With the advent of big screen smartphones, the demand for tablets plateaued. While Apple showed us time and again that tablets still have relevance if you deliver the right product, for Android tablet makers the market had stagnated with only a handful of brands still focused on the segment. But with the shift to online education in the last year, the demand for tablets has spiked once again. Realme, like other brands, is looking to stay on top of the trend.
Realme Pad is the first slate from the company, and with a sub-Rs 20,000 bracket, presents an affordable option. The device gives you a large screen which sits between your phone and the laptop. But can it rely on Android to become its success recipe? I used the new tablet for over a week and here is my review.
Design and display
- 246.1 x 155.9 x 6.9mm, 440g
- 10.4-inch FHD display, 360 nits brightness
The moment you open the box, the look and feel of Realme Pad feels like a change that was long overdue for this segment. The brushed aluminium texture at the back and the overall slim footprint of the tablet gives you a good first impression.
Yes, the bezels could have been slightly thinner in 2021, but I’m willing to overlook that for the overall convenience of using the device. The dimensions tell you that the company has focused on making the Realme Pad portable and easy to use. It gets a thickness of 6.9mm, which is impressive for a tablet.
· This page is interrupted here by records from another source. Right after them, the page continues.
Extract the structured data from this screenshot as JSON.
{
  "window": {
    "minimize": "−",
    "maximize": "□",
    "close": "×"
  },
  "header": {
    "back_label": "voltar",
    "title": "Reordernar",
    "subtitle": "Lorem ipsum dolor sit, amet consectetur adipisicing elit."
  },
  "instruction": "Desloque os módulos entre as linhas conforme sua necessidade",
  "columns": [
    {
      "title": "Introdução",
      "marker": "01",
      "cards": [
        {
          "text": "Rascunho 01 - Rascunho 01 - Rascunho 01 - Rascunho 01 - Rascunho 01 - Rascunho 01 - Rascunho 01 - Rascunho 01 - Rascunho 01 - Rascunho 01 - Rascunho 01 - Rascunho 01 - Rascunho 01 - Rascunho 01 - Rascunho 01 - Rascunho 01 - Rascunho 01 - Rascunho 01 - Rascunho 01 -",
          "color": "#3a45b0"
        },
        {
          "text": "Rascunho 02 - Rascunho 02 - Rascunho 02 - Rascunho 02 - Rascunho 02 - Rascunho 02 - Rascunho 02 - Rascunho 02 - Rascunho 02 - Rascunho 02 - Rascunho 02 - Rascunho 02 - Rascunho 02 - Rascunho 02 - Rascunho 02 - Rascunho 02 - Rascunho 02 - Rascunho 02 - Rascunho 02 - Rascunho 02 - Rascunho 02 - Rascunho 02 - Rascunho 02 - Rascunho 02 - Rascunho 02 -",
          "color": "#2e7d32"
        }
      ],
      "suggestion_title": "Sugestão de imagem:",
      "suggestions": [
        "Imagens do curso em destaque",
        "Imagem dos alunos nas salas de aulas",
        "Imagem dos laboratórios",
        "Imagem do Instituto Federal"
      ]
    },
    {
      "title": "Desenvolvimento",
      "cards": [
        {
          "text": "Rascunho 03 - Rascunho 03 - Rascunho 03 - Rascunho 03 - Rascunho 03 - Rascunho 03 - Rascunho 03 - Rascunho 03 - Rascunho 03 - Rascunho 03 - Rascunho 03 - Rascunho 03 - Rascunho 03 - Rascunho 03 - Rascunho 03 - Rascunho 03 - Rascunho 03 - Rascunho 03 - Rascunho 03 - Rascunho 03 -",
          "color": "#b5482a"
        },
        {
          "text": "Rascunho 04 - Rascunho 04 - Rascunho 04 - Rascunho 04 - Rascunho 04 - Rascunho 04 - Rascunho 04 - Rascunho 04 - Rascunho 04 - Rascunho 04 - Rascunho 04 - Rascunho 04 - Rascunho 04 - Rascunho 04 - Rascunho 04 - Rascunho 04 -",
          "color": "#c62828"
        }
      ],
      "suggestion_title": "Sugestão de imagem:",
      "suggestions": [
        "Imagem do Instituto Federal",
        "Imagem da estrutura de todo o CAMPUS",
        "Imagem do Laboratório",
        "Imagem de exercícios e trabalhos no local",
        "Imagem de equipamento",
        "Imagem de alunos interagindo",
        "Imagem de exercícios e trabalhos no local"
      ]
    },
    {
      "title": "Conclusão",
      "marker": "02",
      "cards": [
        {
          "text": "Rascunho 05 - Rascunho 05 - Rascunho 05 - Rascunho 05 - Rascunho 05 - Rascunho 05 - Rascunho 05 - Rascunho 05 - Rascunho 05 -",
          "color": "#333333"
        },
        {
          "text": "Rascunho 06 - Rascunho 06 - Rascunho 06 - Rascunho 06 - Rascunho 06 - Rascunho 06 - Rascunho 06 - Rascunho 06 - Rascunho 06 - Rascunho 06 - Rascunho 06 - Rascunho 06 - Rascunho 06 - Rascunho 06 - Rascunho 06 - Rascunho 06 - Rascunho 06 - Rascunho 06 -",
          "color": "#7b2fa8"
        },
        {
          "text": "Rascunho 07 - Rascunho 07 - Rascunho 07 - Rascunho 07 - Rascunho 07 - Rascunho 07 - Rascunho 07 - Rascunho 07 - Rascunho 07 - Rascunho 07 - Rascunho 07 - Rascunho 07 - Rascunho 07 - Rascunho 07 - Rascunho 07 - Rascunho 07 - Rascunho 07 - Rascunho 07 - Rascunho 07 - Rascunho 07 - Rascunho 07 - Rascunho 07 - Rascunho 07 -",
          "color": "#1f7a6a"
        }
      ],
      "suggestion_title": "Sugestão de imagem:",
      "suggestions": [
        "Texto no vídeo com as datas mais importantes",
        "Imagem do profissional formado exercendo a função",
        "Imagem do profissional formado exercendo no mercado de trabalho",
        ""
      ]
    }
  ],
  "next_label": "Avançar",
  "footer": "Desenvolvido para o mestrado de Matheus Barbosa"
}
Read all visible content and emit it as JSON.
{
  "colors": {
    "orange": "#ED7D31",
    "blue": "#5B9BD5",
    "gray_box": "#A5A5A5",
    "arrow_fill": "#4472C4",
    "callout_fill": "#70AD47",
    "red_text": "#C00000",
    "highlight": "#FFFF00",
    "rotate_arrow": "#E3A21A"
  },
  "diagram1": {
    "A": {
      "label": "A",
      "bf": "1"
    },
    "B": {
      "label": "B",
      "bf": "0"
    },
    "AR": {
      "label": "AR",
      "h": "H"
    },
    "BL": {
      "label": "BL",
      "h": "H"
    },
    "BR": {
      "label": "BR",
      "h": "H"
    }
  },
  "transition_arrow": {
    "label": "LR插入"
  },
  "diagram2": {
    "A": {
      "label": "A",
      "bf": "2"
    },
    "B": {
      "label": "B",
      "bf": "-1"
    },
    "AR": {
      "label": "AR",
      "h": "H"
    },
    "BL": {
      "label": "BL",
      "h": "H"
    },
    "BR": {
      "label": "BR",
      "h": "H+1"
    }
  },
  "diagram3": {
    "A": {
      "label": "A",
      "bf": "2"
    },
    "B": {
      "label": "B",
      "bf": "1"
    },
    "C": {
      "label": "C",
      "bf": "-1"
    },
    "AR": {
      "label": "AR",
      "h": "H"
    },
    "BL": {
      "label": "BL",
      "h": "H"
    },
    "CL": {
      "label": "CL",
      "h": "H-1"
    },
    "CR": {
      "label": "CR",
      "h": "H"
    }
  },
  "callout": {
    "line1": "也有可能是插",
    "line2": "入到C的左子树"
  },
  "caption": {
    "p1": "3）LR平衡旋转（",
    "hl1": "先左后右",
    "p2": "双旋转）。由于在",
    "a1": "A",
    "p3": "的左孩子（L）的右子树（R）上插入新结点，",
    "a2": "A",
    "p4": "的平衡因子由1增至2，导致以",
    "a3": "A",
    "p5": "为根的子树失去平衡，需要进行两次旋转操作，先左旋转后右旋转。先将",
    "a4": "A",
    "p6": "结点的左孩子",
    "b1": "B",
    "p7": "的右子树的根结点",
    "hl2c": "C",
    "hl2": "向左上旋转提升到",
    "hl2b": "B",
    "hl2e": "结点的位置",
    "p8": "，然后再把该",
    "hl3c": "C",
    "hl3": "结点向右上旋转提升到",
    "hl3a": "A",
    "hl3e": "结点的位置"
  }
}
It weights only 440g, which adds to the comfort factor even more.
As for the ports, you have the power button on the top bezel towards the right corner, and the volume rocker at the top of the right spine. The USB Type-C port is at the bottom. However, I’m not sure why Realme decided to put the headphone jack in such an awkward place (see image below). Placed at the corner of the lower bezel, wired headphones jut out at an odd angle. Surely, there was some room to accommodate the port elsewhere?
As for the display, the large 10.4-inch Full HD screen gives you 2,000 x 1,200 pixels resolution. It does not support a high refresh rate but in this price range that would have been a lot to ask for a tablet. Like I said, the bezels are too big for my liking, but the moment you start watching video or your favourite shows, you don’t notice them anymore.
Having said that, the panel quality leaves a lot to be desired, especially because the glare on the screen makes it hard to use, and smudges have to be cleaned up frequently.
The overall display quality is quite pleasing, and be it gaming or watching movies, you will enjoy the experience. The big screen size would also work well for online classes.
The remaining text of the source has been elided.